The committee is expected to use the survey responses and testimony gathered during its series of public hearings to produce a report with recommendations that will be presented to the General Assembly.

Scam Alert: New Fraud Targets PUA Recipients

Pandemic Unemployment Assistance (PUA) claimants have been targeted by new fraud attempts in recent weeks. Scammers are asking PUA claimants to verify their identity via text messages and web forms, and then using that information to steal benefits and commit other forms of identity theft.

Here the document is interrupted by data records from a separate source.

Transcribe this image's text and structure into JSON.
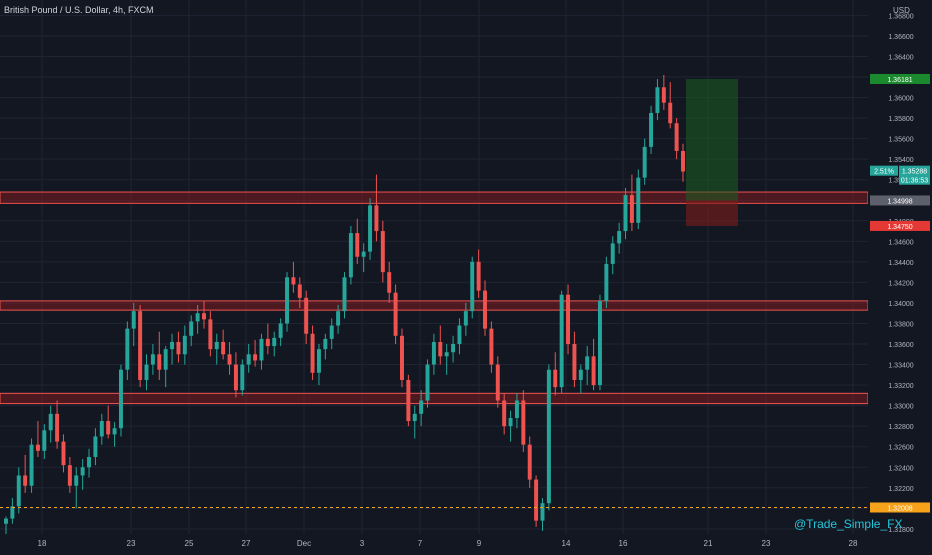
{
  "header": {
    "symbol_title": "British Pound / U.S. Dollar, 4h, FXCM"
  },
  "price_axis": {
    "currency": "USD",
    "ticks": [
      "1.36800",
      "1.36600",
      "1.36400",
      "1.36200",
      "1.36000",
      "1.35800",
      "1.35600",
      "1.35400",
      "1.35200",
      "1.35000",
      "1.34800",
      "1.34600",
      "1.34400",
      "1.34200",
      "1.34000",
      "1.33800",
      "1.33600",
      "1.33400",
      "1.33200",
      "1.33000",
      "1.32800",
      "1.32600",
      "1.32400",
      "1.32200",
      "1.32000",
      "1.31800"
    ],
    "markers": [
      {
        "label": "1.36181",
        "price": 1.36181,
        "color": "#1b8a2f"
      },
      {
        "label": "2.51%",
        "price": 1.35288,
        "color": "#26a69a"
      },
      {
        "label": "1.35288",
        "price": 1.35288,
        "color": "#26a69a"
      },
      {
        "label": "01:36:53",
        "price": 1.35288,
        "color": "#26a69a"
      },
      {
        "label": "1.34998",
        "price": 1.34998,
        "color": "#5d606b"
      },
      {
        "label": "1.34750",
        "price": 1.3475,
        "color": "#e53935"
      },
      {
        "label": "1.32008",
        "price": 1.32008,
        "color": "#f7a21b"
      }
    ]
  },
  "time_axis": {
    "ticks": [
      "18",
      "23",
      "25",
      "27",
      "Dec",
      "3",
      "7",
      "9",
      "14",
      "16",
      "21",
      "23",
      "28"
    ]
  },
  "watermark": "@Trade_Simple_FX",
  "colors": {
    "background": "#131722",
    "up": "#26a69a",
    "down": "#ef5350",
    "zone": "#b71c1c",
    "target": "#1b5e20",
    "stop": "#7f1d1d",
    "dashed_level": "#f7a21b"
  },
  "chart_data": {
    "type": "candlestick",
    "title": "British Pound / U.S. Dollar, 4h, FXCM",
    "ylim": [
      1.3175,
      1.3695
    ],
    "support_resistance_zones": [
      [
        1.3497,
        1.3508
      ],
      [
        1.3393,
        1.3402
      ],
      [
        1.3302,
        1.3312
      ]
    ],
    "dashed_level": 1.32008,
    "position": {
      "entry": 1.34998,
      "target": 1.36181,
      "stop": 1.3475
    },
    "candles": [
      [
        1.3185,
        1.3192,
        1.3172,
        1.319
      ],
      [
        1.319,
        1.321,
        1.3185,
        1.3202
      ],
      [
        1.3202,
        1.324,
        1.3195,
        1.3232
      ],
      [
        1.3232,
        1.3252,
        1.3215,
        1.3222
      ],
      [
        1.3222,
        1.3268,
        1.3215,
        1.3262
      ],
      [
        1.3262,
        1.3285,
        1.325,
        1.3256
      ],
      [
        1.3256,
        1.3282,
        1.3248,
        1.3276
      ],
      [
        1.3276,
        1.33,
        1.3264,
        1.3292
      ],
      [
        1.3292,
        1.3305,
        1.3258,
        1.3265
      ],
      [
        1.3265,
        1.3272,
        1.3235,
        1.3242
      ],
      [
        1.3242,
        1.325,
        1.3215,
        1.3222
      ],
      [
        1.3222,
        1.324,
        1.32,
        1.3232
      ],
      [
        1.3232,
        1.3248,
        1.3218,
        1.324
      ],
      [
        1.324,
        1.3258,
        1.323,
        1.325
      ],
      [
        1.325,
        1.3278,
        1.3242,
        1.327
      ],
      [
        1.327,
        1.3292,
        1.3262,
        1.3285
      ],
      [
        1.3285,
        1.33,
        1.3268,
        1.3272
      ],
      [
        1.3272,
        1.3284,
        1.326,
        1.3278
      ],
      [
        1.3278,
        1.334,
        1.327,
        1.3335
      ],
      [
        1.3335,
        1.3382,
        1.3325,
        1.3375
      ],
      [
        1.3375,
        1.34,
        1.3358,
        1.3392
      ],
      [
        1.3392,
        1.3398,
        1.3318,
        1.3325
      ],
      [
        1.3325,
        1.335,
        1.3315,
        1.334
      ],
      [
        1.334,
        1.336,
        1.333,
        1.335
      ],
      [
        1.335,
        1.3372,
        1.3325,
        1.3335
      ],
      [
        1.3335,
        1.3358,
        1.3318,
        1.3355
      ],
      [
        1.3355,
        1.337,
        1.334,
        1.3362
      ],
      [
        1.3362,
        1.3372,
        1.3342,
        1.335
      ],
      [
        1.335,
        1.3378,
        1.334,
        1.3368
      ],
      [
        1.3368,
        1.3388,
        1.3358,
        1.3382
      ],
      [
        1.3382,
        1.3398,
        1.337,
        1.339
      ],
      [
        1.339,
        1.3402,
        1.3375,
        1.3384
      ],
      [
        1.3384,
        1.3392,
        1.3348,
        1.3355
      ],
      [
        1.3355,
        1.337,
        1.334,
        1.3362
      ],
      [
        1.3362,
        1.3374,
        1.3345,
        1.335
      ],
      [
        1.335,
        1.3362,
        1.333,
        1.334
      ],
      [
        1.334,
        1.3352,
        1.3308,
        1.3315
      ],
      [
        1.3315,
        1.3345,
        1.331,
        1.334
      ],
      [
        1.334,
        1.336,
        1.3332,
        1.335
      ],
      [
        1.335,
        1.3364,
        1.3338,
        1.3344
      ],
      [
        1.3344,
        1.337,
        1.3335,
        1.3365
      ],
      [
        1.3365,
        1.338,
        1.335,
        1.3358
      ],
      [
        1.3358,
        1.3372,
        1.3348,
        1.3366
      ],
      [
        1.3366,
        1.3385,
        1.3358,
        1.338
      ],
      [
        1.338,
        1.343,
        1.3372,
        1.3425
      ],
      [
        1.3425,
        1.344,
        1.341,
        1.3418
      ],
      [
        1.3418,
        1.3425,
        1.3395,
        1.3405
      ],
      [
        1.3405,
        1.3412,
        1.336,
        1.337
      ],
      [
        1.337,
        1.3378,
        1.3325,
        1.3332
      ],
      [
        1.3332,
        1.336,
        1.332,
        1.3355
      ],
      [
        1.3355,
        1.337,
        1.3345,
        1.3365
      ],
      [
        1.3365,
        1.3385,
        1.3355,
        1.3378
      ],
      [
        1.3378,
        1.3398,
        1.337,
        1.3392
      ],
      [
        1.3392,
        1.343,
        1.3385,
        1.3425
      ],
      [
        1.3425,
        1.3475,
        1.3418,
        1.3468
      ],
      [
        1.3468,
        1.3482,
        1.3438,
        1.3445
      ],
      [
        1.3445,
        1.3458,
        1.343,
        1.345
      ],
      [
        1.345,
        1.3502,
        1.3442,
        1.3495
      ],
      [
        1.3495,
        1.3525,
        1.346,
        1.347
      ],
      [
        1.347,
        1.348,
        1.342,
        1.343
      ],
      [
        1.343,
        1.344,
        1.34,
        1.341
      ],
      [
        1.341,
        1.3418,
        1.336,
        1.3368
      ],
      [
        1.3368,
        1.3375,
        1.3318,
        1.3325
      ],
      [
        1.3325,
        1.333,
        1.328,
        1.3285
      ],
      [
        1.3285,
        1.33,
        1.3268,
        1.3292
      ],
      [
        1.3292,
        1.3315,
        1.328,
        1.3305
      ],
      [
        1.3305,
        1.3345,
        1.3298,
        1.334
      ],
      [
        1.334,
        1.337,
        1.333,
        1.3362
      ],
      [
        1.3362,
        1.3378,
        1.334,
        1.3348
      ],
      [
        1.3348,
        1.336,
        1.333,
        1.3352
      ],
      [
        1.3352,
        1.3368,
        1.3342,
        1.336
      ],
      [
        1.336,
        1.3385,
        1.335,
        1.3378
      ],
      [
        1.3378,
        1.34,
        1.3368,
        1.3392
      ],
      [
        1.3392,
        1.3445,
        1.3385,
        1.344
      ],
      [
        1.344,
        1.3452,
        1.3405,
        1.3412
      ],
      [
        1.3412,
        1.3422,
        1.3368,
        1.3375
      ],
      [
        1.3375,
        1.3382,
        1.3332,
        1.334
      ],
      [
        1.334,
        1.3348,
        1.3298,
        1.3305
      ],
      [
        1.3305,
        1.3312,
        1.3272,
        1.328
      ],
      [
        1.328,
        1.3295,
        1.3265,
        1.3288
      ],
      [
        1.3288,
        1.3312,
        1.3278,
        1.3305
      ],
      [
        1.3305,
        1.3315,
        1.3255,
        1.3262
      ],
      [
        1.3262,
        1.327,
        1.322,
        1.3228
      ],
      [
        1.3228,
        1.3232,
        1.3182,
        1.3188
      ],
      [
        1.3188,
        1.321,
        1.3178,
        1.3205
      ],
      [
        1.3205,
        1.334,
        1.3198,
        1.3335
      ],
      [
        1.3335,
        1.3352,
        1.331,
        1.3318
      ],
      [
        1.3318,
        1.3412,
        1.3312,
        1.3408
      ],
      [
        1.3408,
        1.3418,
        1.335,
        1.336
      ],
      [
        1.336,
        1.3372,
        1.3318,
        1.3325
      ],
      [
        1.3325,
        1.334,
        1.3312,
        1.3335
      ],
      [
        1.3335,
        1.3358,
        1.332,
        1.3348
      ],
      [
        1.3348,
        1.3365,
        1.3315,
        1.332
      ],
      [
        1.332,
        1.3408,
        1.3315,
        1.3402
      ],
      [
        1.3402,
        1.3445,
        1.3395,
        1.3438
      ],
      [
        1.3438,
        1.3465,
        1.3428,
        1.3458
      ],
      [
        1.3458,
        1.3478,
        1.3448,
        1.347
      ],
      [
        1.347,
        1.3512,
        1.3462,
        1.3505
      ],
      [
        1.3505,
        1.3525,
        1.347,
        1.3478
      ],
      [
        1.3478,
        1.353,
        1.3472,
        1.3522
      ],
      [
        1.3522,
        1.356,
        1.3515,
        1.3552
      ],
      [
        1.3552,
        1.3592,
        1.3545,
        1.3585
      ],
      [
        1.3585,
        1.3618,
        1.3578,
        1.361
      ],
      [
        1.361,
        1.3622,
        1.3588,
        1.3595
      ],
      [
        1.3595,
        1.3615,
        1.357,
        1.3575
      ],
      [
        1.3575,
        1.358,
        1.354,
        1.3548
      ],
      [
        1.3548,
        1.3555,
        1.3518,
        1.3528
      ]
    ]
  }
}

As a reminder, the only way to verify a claimant’s identity is via ID.ME – never via text messages or web forms. Community residents who have been targeted by these or other cases of fraud should report the scam attempt to the Department of Labor and Industry.

Free PHEAA Webinar Offers Financial Aid Advice for Students, Families

Navigating the financial aid process for higher education can be complicated and confusing for many families. The Pennsylvania Higher Education Assistance Agency (PHEAA) will host a free Financial Aid 101 webinar on April 21 at 6:30 p.m. to help families learn more about higher education costs, the types of financial aid available and how Pennsylvania families can apply.

You can register to participate in this free webinar here.

Special Electronic Collection Event for Monroe County Residents

The Waste Authority will have a special electronic collection event on Saturday April 17th at the Military Road Recycling Center located at 1114 Military Road and Shaffer Schoolhouse Road in Stroudsburg. Proof of residency is required and only Monroe County residents can drop off acceptable electronic items. If you are unable to make this event, you can always bring your electronics to the Blakeslee Office location at 183 Commercial Blvd. Monday-Friday from 8:30-4:00 pm. There is no charge to recycle electronics. Full details are available here or you can call 570-643-6100.